Lo que sucede con el valor de la gasolina en diferentes naciones del área es elocuente. Subsidiarla es la opción de algunos, pero el costo es tan elevado que incide en las cifras fiscales justo cuando la tolerancia a prestarles a países con grandes saldos en rojo en sus cuentas públicas disminuye.
El caso más extremo es el de Colombia, a la cual el diferencial de precios le significa 2,5 billones de pesos al mes, pero no es el único. Las protestas recientes en Panamá, Ecuador y Perú confirman que este es un verdadero dolor de cabeza sin solución ideal, algo que sabe el equipo que inicia labores el próximo 7 de agosto.

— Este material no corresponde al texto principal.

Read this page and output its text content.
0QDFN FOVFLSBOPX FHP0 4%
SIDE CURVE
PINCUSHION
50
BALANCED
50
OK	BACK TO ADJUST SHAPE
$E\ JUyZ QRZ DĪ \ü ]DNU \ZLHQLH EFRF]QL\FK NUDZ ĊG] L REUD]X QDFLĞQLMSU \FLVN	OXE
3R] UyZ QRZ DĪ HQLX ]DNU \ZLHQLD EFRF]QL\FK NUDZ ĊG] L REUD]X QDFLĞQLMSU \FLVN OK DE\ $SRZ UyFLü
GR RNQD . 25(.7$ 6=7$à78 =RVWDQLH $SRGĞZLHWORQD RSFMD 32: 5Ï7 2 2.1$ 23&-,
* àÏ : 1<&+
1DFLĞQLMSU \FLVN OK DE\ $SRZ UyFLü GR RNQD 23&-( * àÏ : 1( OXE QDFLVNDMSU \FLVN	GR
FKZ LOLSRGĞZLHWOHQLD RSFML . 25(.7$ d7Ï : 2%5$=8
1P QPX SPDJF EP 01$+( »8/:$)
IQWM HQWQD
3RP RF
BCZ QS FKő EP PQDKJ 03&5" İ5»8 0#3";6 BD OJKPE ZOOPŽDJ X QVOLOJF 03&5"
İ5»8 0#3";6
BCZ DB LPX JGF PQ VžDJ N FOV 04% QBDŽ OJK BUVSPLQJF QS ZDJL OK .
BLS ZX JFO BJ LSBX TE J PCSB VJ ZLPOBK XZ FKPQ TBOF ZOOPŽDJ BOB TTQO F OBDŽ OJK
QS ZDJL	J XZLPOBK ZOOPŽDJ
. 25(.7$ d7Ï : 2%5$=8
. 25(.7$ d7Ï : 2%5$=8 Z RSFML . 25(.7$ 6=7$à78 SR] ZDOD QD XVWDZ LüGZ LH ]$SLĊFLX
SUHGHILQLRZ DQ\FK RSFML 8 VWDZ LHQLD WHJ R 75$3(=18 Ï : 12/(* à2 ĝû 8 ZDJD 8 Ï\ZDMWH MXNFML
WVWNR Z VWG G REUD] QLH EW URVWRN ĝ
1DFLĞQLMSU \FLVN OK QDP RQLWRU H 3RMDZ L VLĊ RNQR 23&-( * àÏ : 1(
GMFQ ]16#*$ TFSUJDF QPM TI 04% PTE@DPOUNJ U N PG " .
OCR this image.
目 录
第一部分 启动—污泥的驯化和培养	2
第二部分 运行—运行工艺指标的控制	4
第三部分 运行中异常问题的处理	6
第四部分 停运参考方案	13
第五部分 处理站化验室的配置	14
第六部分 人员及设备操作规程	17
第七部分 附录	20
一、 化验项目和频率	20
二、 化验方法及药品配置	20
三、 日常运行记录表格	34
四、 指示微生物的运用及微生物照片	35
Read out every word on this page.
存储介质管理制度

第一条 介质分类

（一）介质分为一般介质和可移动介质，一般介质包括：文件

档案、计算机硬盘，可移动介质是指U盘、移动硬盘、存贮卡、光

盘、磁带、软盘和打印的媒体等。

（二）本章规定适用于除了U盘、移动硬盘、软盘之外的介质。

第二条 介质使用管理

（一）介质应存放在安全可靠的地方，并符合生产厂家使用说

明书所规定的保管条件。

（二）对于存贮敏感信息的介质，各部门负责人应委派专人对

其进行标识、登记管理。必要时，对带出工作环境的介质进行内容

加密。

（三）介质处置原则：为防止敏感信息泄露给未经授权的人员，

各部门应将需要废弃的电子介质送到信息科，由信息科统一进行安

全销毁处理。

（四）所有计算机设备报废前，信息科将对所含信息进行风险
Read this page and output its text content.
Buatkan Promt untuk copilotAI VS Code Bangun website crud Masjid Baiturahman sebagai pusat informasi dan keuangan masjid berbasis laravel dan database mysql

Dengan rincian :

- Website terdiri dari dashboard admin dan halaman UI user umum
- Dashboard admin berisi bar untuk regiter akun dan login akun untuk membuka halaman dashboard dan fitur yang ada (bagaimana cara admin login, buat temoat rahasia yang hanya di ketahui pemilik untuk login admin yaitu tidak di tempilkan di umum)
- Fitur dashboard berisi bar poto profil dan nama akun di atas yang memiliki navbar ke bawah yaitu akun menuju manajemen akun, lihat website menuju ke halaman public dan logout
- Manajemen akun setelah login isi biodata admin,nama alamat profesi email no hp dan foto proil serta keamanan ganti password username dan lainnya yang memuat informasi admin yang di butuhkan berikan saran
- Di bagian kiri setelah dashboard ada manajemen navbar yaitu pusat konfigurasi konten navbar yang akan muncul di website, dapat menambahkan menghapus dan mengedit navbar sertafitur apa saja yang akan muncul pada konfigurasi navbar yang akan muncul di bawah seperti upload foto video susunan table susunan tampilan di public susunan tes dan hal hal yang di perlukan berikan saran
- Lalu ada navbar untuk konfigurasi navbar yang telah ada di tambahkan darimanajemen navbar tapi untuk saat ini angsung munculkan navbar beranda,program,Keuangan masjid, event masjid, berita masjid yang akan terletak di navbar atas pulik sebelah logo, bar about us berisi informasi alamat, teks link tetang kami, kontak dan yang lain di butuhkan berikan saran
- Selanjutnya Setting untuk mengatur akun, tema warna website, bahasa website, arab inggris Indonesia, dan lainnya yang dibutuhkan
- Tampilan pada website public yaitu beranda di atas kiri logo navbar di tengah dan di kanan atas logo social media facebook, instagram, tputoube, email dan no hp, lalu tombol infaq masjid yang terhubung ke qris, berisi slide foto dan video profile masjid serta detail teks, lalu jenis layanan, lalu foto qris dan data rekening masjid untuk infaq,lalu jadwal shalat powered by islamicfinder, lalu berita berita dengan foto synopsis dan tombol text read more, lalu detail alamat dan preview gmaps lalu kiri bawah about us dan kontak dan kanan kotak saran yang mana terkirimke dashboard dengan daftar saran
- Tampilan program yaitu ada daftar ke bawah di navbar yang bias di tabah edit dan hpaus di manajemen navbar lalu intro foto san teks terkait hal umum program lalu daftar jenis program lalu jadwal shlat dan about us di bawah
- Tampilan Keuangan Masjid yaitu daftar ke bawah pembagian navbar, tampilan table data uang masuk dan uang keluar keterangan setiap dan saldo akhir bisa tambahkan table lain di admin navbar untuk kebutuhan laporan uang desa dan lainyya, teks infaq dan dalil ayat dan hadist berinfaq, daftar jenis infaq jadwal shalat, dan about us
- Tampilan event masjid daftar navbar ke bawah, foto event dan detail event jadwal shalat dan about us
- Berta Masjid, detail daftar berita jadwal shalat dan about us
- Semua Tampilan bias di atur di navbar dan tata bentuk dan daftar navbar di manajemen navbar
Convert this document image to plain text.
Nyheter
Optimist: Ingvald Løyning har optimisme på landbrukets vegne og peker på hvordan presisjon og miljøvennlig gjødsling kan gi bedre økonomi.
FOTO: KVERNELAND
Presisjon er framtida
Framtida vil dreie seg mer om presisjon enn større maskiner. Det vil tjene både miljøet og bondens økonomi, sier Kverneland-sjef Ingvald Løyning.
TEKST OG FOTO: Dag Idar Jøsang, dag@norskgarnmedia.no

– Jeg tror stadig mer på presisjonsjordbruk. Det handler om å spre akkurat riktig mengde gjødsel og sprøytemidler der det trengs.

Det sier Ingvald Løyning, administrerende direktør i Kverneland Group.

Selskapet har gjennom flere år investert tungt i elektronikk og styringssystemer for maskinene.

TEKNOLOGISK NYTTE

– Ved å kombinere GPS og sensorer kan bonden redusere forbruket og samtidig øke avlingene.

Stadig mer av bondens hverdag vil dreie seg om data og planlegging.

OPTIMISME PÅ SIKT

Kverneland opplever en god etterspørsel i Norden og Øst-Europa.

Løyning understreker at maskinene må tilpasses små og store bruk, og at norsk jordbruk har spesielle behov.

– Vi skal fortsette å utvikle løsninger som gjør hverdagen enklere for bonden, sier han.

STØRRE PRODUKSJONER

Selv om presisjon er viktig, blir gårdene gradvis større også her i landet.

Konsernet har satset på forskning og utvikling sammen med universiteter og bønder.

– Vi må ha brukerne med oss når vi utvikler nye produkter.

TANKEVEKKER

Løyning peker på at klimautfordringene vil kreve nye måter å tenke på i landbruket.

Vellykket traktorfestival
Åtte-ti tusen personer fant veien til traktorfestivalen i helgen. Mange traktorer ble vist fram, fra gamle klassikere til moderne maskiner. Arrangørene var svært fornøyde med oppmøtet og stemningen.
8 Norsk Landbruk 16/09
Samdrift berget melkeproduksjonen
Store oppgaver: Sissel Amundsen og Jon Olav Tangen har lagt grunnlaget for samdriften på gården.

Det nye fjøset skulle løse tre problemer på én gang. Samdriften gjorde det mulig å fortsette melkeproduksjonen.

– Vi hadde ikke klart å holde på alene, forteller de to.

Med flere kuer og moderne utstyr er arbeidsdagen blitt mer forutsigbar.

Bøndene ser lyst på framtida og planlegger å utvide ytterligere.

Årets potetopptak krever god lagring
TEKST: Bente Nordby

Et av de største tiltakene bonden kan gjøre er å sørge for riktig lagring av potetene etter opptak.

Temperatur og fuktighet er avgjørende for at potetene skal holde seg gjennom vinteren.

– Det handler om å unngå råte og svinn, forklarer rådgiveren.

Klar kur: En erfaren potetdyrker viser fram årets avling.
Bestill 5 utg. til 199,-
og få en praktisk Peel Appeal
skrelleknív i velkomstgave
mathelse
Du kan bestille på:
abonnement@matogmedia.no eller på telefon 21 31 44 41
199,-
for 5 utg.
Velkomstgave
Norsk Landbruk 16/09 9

Un riesgo siempre presente es el atrincheramiento en una izquierda más radical y populista. Moisés Naím advierte sobre el peligro de “la necrofilia ideológica, junto con la indetenible reverencia, entusiasmo e idolatría a ideas y políticas que siempre terminan mal”.
Para excusar su inefectividad, más de un gobernante tratará de usar la prestidigitación o magia aplicada a la política. El respetado columnista trae a colación la impresión de dinero en Argentina que causa inflación o la tendencia a “redactar leyes y constituciones cambiadas para ‘ayudar a los pobres’, llenas de cláusulas que prometen y garantizan derechos a los ciudadanos, pero que son débiles en cuanto a las obligaciones y deberes cívicos”.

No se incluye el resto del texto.